Andrew Jones explains why science/dollar is not the same as Flops/dollar
A casual observer from outside the high-performance computing (HPC) community watching our events, news sites and discussions might easily conclude that HPC is about getting as much money as possible from your funding agency or board and then buying the most Flops capacity (crudely ‘calculations per second’) possible. Even better if this is done by choosing a computer system that is in some way unique – we like ‘serial number 1’. We then proudly issue press releases declaring it as the biggest supercomputer in [xyz] – where the category [xyz] is carefully chosen and defined such that your supercomputer is at the top of the pile in [xyz].

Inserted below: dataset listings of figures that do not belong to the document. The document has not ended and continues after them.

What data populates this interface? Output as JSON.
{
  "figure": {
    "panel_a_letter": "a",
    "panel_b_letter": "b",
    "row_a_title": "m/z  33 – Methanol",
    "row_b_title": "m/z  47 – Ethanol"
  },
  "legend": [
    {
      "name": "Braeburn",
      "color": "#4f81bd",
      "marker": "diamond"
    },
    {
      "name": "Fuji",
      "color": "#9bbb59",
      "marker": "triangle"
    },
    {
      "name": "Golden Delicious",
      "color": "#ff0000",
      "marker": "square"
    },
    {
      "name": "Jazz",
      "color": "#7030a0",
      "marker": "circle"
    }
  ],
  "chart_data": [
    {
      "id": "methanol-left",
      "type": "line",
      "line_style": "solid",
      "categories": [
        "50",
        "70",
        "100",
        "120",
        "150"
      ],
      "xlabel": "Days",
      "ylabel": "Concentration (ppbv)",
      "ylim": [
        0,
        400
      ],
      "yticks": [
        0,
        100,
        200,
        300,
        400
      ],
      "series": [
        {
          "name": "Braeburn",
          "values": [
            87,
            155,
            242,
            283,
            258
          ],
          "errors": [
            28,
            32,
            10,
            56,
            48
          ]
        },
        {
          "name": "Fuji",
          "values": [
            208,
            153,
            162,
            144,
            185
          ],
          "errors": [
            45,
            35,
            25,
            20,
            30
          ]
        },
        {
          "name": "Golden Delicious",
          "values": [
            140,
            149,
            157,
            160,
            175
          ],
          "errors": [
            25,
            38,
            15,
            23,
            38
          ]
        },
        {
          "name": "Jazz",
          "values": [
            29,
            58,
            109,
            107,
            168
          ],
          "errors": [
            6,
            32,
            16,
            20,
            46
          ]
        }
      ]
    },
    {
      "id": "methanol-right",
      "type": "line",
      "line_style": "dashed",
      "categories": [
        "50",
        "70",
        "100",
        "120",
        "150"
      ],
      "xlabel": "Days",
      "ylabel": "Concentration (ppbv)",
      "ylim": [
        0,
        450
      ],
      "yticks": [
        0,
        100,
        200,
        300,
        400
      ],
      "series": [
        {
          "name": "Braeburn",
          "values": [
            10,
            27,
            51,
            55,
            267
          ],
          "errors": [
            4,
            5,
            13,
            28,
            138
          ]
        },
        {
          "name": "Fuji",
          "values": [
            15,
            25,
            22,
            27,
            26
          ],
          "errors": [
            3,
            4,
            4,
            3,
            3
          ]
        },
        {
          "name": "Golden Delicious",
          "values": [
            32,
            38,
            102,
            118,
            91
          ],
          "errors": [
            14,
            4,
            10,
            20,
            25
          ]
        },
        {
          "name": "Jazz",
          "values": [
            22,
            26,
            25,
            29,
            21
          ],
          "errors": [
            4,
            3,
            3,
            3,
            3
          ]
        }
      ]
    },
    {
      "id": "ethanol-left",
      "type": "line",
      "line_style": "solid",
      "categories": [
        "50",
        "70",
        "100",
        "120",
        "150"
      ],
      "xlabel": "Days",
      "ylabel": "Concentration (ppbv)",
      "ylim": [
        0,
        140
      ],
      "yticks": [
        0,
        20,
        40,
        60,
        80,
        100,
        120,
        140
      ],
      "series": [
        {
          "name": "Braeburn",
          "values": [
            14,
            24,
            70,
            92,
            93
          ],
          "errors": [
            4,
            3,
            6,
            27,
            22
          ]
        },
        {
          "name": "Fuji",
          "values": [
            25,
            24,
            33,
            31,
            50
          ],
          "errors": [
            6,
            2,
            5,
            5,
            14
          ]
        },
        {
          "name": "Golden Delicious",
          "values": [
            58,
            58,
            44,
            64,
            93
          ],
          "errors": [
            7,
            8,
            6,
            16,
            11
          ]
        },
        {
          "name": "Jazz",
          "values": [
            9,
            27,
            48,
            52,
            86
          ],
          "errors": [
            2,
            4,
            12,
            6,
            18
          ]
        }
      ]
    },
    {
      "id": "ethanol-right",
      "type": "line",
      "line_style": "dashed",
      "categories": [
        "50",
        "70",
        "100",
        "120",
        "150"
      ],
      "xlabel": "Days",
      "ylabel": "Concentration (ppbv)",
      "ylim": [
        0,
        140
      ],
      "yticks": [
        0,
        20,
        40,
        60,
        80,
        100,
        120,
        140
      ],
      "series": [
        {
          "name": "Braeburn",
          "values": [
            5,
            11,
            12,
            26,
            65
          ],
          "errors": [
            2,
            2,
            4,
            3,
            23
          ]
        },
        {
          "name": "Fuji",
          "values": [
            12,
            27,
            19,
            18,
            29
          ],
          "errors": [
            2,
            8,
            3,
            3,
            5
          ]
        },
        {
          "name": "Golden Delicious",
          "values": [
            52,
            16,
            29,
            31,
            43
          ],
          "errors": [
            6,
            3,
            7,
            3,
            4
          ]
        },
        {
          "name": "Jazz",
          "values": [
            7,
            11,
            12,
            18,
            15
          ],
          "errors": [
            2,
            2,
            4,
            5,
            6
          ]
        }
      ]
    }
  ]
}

This game of getting the most Flops possible has been gifted a performance leap in recent years by the emergence of new classes of processor with a greater proportion of their of silicon devoted to calculating units: graphics processing units (GPUs), especially from Nvidia; and Intel’s Xeon Phi (which my brain still defaults to calling MIC because I’ve known it as that for so long). GPUs and Phi (is the plural Phis?) promise maybe an order of magnitude more Flops for a given dollar or power budget than traditional processors.
So, big budget, a data centre full of racks with as many cores as possible, and plenty of GPU/Phi cards wedged in to get that Flops score capacity as high as possible. Now what?
Well, this pile of silicon, copper, optical fibre, pipework, and other heavy hardware makes an imposing monument that politicians can cut ribbons in front of and eager supercomputer managers can give tours around. It is great for pointing to as proof that all that money has bought a really big and nice ‘thing’.
But it turns out that something else is needed to make that pile of processed sand, metal and supporting gubbins into the powerful multi-science instrument that the funding agency sought, or the engineering design capability that the company management was convinced by.
That something else is a complex ecosystem of system architecture, software, and people. And business processes too, but that is a discussion for another time.
A well designed and implemented system architecture is required to make sure that all of those pretty Flops engines (whether GPU, Phi or CPU) can do useful work. I’m not going to delve into that here, only to say it is the art of balancing the desires of capacity, performance and resilience against the frustrations of power, cooling, dollars, space, and so on. Characteristics such as having most of the Flops promise residing in GPUs or Phi co-processors, or larger than average scale, or ‘serial number 1’ all make this more interesting [synonym for difficult].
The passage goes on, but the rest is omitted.